Как все молодые мужчины, посещавшие наш дом, Кара, конечно же, был влюблен в мою единственную дочь Шекюре. В те времена в мою красавицу были влюблены многие; я относился к этому спокойно. Но любовь Кара, который был своим человеком в доме и мог видеть лицо Шекюре, представляла определенную опасность. Он не сумел, как я надеялся, побороть эту любовь и совершил ошибку, открыв моей дочери свои пылкие чувства.
После этого ему пришлось забыть дорогу в наш дом.

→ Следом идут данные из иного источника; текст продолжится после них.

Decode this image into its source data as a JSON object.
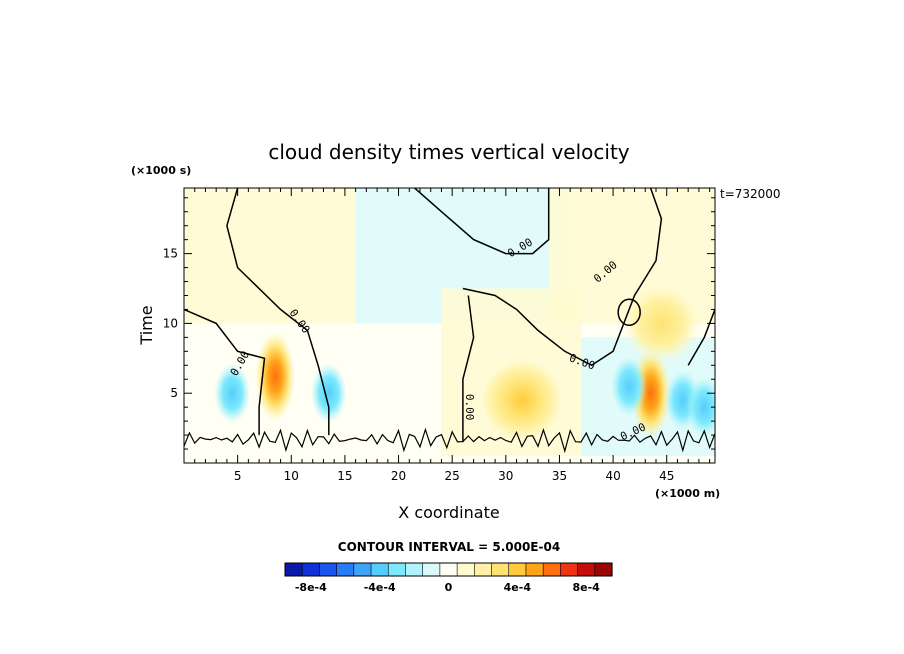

Я думаю. Кара знает, что через три года после того, как он покинул Стамбул, моя дочь, будучи в самом прекрасном возрасте, вышла замуж за сипахи;[21] этот легкомысленный тип, оставив ее с двумя детьми, отправился в военный поход, и вот уже четыре года мы не получали от него или о нем никакой весточки. Слухи по Стамбулу распространяются быстро, по тому, как Кара смотрит мне в глаза, я догадываюсь, что он давно обо всем узнал. Вот и сейчас, просматривая лежащую на подставке книгу о душе, он прислушивается к голосам за дверью – два года назад дочь с сыновьями вернулась в мой дом.
Мы сидели в комнате, где зимой я занимался рисованием. Я видел:
Кара чувствует, что в соседней комнате находится Шекюре. Я поспешил перейти к главному, к тому, что изложил ему в письме, вызывая его из Тебриза в Стамбул:
– Сейчас я готовлю книгу, точно так же, как ты в Тебризе, когда заказывал книги художникам и каллиграфам. Мой заказчик – наш сиятельный падишах, опора нашего мира. Книга делается в тайне, и падишах тайно дал мне деньги через Главного казначея. Я договорился с лучшими художниками из художественной мастерской падишаха.

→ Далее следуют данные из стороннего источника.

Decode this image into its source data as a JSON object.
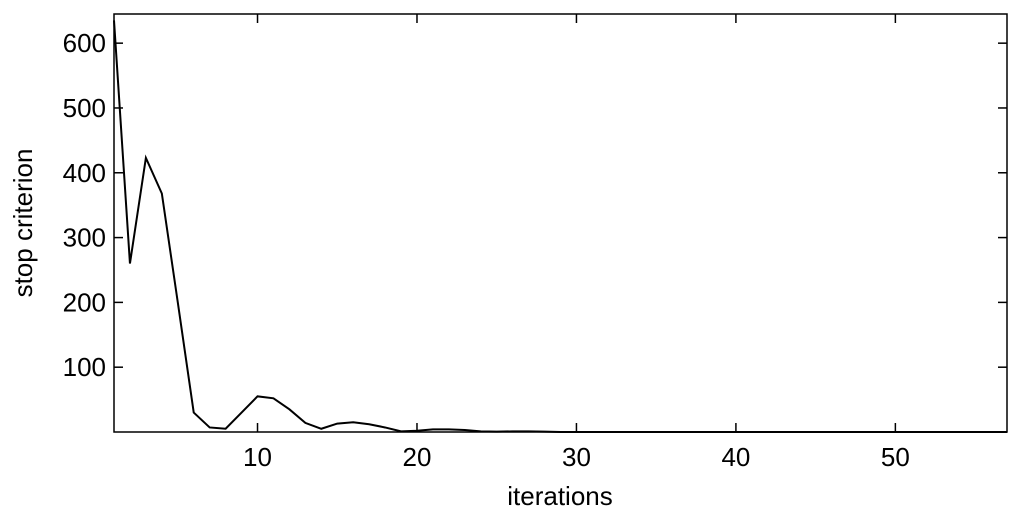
{
  "chart_data": {
    "type": "line",
    "xlabel": "iterations",
    "ylabel": "stop criterion",
    "x": [
      1,
      2,
      3,
      4,
      5,
      6,
      7,
      8,
      9,
      10,
      11,
      12,
      13,
      14,
      15,
      16,
      17,
      18,
      19,
      20,
      21,
      22,
      23,
      24,
      25,
      26,
      27,
      28,
      29,
      30,
      31,
      32,
      33,
      34,
      35,
      36,
      37,
      38,
      39,
      40,
      41,
      42,
      43,
      44,
      45,
      46,
      47,
      48,
      49,
      50,
      51,
      52,
      53,
      54,
      55,
      56,
      57
    ],
    "series": [
      {
        "color": "#000000",
        "values": [
          635,
          260,
          423,
          368,
          200,
          30,
          7,
          5,
          30,
          55,
          52,
          35,
          14,
          5,
          13,
          15,
          12,
          7,
          1,
          2,
          4,
          4,
          3,
          1,
          0.5,
          1,
          1,
          0.5,
          0,
          0,
          0,
          0,
          0,
          0,
          0,
          0,
          0,
          0,
          0,
          0,
          0,
          0,
          0,
          0,
          0,
          0,
          0,
          0,
          0,
          0,
          0,
          0,
          0,
          0,
          0,
          0,
          0
        ]
      }
    ],
    "xlim": [
      1,
      57
    ],
    "ylim": [
      0,
      645
    ],
    "xticks": [
      10,
      20,
      30,
      40,
      50
    ],
    "yticks": [
      100,
      200,
      300,
      400,
      500,
      600
    ]
  }
}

У нас иллюстрация делается к самой интересной сцене рассказа: первая встреча влюбленных, или горе Рустема, понявшего, что он убил собственного сына, или влюбленный Меджнун на фоне дикой природы среди львов, тигров, газелей и шакалов. Считается, что рисунок не может существовать отдельно от рассказа.
Я раньше тоже так думал. Но оказывается – может. Два года назад я был в Венеции в качестве посла нашего падишаха. Я видел там работы итальянских мастеров. Не зная, какие сюжеты они иллюстрируют, я старался понять суть нарисованного. Однажды я увидел рисунок на стене дворца и застыл, потрясенный.
Это было изображение человека, просто человека, как я. Гяур, конечно, не из наших. Но, глядя на него, я чувствовал, что вроде бы похож на него. Хотя внешнего сходства не было. Круглое полное лицо, скулы не выступают, подбородок совсем другой. Ни капли на меня не похож, но, когда я смотрел, сердце у меня билось, будто нарисовали меня.
От венецианского господина, который водил меня по дворцу, я узнал, что это изображение его друга, такого же благородного господина, как он сам. Рисунок показывал все, что было важного в жизни человека: панорама поместья, видневшегося из открытого окна, деревня и лес, который казался настоящим в переходящих одна в другую сочных красках. На столе перед ним часы, книги, ручки, карта, компас, коробки с золотыми монетами, всякие предметы непонятного для меня назначения, которые я видел и на других рисунках. И, наконец, рядом с отцом прекрасная, как сон, дочь.
Я понял, что этот рисунок и есть сам рассказ. Он – не приложение к рассказу, он – сам по себе.
Я никак не мог забыть этот рисунок. Всю ночь я думал о нем. Хотел бы я, чтобы меня изобразили на таком рисунке? Нет, это было бы слишком, так должен быть изображен наш падишах! Можно сделать книгу, которая показала бы падишаха и мир, что окружает его, подумал я.